Bougie Trial

JAMA

December 8, 2021

Effect of Use of a Bougie vs Endotracheal Tube With Stylet on Successful Intubation on the First Attempt Among Critically Ill Patients Undergoing Tracheal Intubation.

What was the research question?

Does the use of bougie (tracheal tube introducer) (intervention) increase the successful rate of intubation on the first attempt (outcome) in critically ill patients (population) compared to stylet intubation (comparator)?


How did they do it?

  • A multicenter, randomized, trial randomized 1102 critically-ill patients to between use of bougie compared to stylet for intubation.

  • Primary Outcome:

  1. Rate of successful intubation on the first attempt.

  • Secondary Outcome

  1. Rate of severe hypoxia.

  2. Rate of intubation complications: Esophageal intubation, injury to oral, glottic, or thoracic structures, or aspiration.

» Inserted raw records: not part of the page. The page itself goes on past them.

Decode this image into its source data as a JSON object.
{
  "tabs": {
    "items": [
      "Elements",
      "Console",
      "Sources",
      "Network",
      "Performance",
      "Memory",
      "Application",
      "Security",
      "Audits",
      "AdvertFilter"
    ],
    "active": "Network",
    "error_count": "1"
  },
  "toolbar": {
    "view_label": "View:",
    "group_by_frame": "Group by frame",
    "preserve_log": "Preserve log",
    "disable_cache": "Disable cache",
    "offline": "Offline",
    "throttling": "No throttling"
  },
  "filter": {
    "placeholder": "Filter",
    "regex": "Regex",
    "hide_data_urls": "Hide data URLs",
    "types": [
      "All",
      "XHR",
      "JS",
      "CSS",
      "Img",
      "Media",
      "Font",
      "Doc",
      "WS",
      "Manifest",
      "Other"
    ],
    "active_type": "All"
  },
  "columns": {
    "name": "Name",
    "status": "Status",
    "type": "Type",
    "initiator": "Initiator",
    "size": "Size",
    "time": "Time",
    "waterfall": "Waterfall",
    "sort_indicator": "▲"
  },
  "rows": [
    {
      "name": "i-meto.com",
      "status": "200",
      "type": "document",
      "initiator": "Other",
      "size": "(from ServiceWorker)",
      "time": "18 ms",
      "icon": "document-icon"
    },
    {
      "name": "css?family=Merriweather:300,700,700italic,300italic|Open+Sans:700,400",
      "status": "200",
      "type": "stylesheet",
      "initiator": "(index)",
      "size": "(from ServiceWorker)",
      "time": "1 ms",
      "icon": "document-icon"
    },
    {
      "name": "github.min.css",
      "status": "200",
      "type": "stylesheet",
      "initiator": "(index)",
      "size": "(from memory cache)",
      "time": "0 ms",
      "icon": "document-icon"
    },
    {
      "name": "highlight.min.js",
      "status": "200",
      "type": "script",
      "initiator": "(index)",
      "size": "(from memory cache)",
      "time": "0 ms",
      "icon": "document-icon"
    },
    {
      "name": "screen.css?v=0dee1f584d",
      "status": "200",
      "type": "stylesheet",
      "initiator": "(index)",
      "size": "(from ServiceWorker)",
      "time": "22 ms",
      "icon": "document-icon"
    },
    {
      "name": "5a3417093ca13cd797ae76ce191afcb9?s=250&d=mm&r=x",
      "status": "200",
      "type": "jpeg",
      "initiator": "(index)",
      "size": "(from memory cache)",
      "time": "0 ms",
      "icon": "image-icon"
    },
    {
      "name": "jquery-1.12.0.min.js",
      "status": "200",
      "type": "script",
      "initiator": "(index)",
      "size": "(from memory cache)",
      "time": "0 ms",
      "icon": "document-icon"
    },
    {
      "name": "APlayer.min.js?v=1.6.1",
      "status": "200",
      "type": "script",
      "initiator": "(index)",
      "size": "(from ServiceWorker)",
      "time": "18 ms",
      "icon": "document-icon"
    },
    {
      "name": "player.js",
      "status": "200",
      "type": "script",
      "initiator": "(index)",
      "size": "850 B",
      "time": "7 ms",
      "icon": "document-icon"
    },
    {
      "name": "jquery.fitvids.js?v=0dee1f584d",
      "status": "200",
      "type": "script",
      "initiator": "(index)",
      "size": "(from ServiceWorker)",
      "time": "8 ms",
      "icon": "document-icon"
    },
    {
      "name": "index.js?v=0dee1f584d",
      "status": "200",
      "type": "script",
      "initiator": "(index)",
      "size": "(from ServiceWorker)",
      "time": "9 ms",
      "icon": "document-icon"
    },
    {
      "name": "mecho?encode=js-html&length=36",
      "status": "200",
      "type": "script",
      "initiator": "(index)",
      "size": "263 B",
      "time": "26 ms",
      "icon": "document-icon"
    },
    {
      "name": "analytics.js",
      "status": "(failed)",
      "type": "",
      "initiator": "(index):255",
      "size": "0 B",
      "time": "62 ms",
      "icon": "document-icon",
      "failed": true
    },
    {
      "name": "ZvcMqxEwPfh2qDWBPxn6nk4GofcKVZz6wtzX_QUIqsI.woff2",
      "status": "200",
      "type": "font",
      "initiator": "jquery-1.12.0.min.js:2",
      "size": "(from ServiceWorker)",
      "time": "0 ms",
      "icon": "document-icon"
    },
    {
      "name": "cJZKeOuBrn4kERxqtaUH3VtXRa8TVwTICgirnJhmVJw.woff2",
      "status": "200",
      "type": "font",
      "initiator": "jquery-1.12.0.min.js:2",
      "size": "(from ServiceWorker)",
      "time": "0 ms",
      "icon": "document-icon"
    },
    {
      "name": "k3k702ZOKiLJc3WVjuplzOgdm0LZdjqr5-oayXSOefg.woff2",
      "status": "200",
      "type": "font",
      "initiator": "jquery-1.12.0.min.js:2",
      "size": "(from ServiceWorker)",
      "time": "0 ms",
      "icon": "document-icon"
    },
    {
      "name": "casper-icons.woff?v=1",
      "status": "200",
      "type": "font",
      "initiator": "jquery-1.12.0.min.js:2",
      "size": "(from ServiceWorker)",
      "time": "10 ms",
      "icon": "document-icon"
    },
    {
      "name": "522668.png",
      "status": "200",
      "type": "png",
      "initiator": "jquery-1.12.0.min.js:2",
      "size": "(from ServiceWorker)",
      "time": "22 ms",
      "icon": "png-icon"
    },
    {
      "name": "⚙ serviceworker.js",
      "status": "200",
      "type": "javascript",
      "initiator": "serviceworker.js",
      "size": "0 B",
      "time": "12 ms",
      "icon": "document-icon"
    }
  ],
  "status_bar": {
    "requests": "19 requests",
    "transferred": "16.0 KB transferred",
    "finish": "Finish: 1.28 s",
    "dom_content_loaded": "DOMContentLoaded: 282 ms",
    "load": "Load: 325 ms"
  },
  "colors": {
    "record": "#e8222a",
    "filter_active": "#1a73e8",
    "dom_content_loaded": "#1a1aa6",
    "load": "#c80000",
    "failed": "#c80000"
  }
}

  3. Rate of pneumothorax.


What did they find?

  • Successful intubation on the first attempt did not differ between the bougie group compared to the stylet group (80.4% versus 83.0%). 

  • Severe hypoxemia was experienced in 11% in the bougie group compared to 8.8% of patients in the stylet group. 

  • No difference in esophageal intubation (0.7% vs 0.9% ).

  • Pnneumothorax was not different between the two groups (2.5% vs. 2.7%).


Any limitations?

Factors that may affect outcomes and limit generalizability

  • Excluded patients needing urgency of intubation or patients intubated using a hyperangulated laryngoscope, and patients for whom use of a bougie was specifically indicated.

  • Limited experience with bougie intubation.

  • Blinding cannot be done.

  • Applies only to the first attempt.


What does it mean?

Use of bougie did not improve the rate of successful intubation and is not preferred over stylet intubation. No change in the current practice based on this study within its limitations.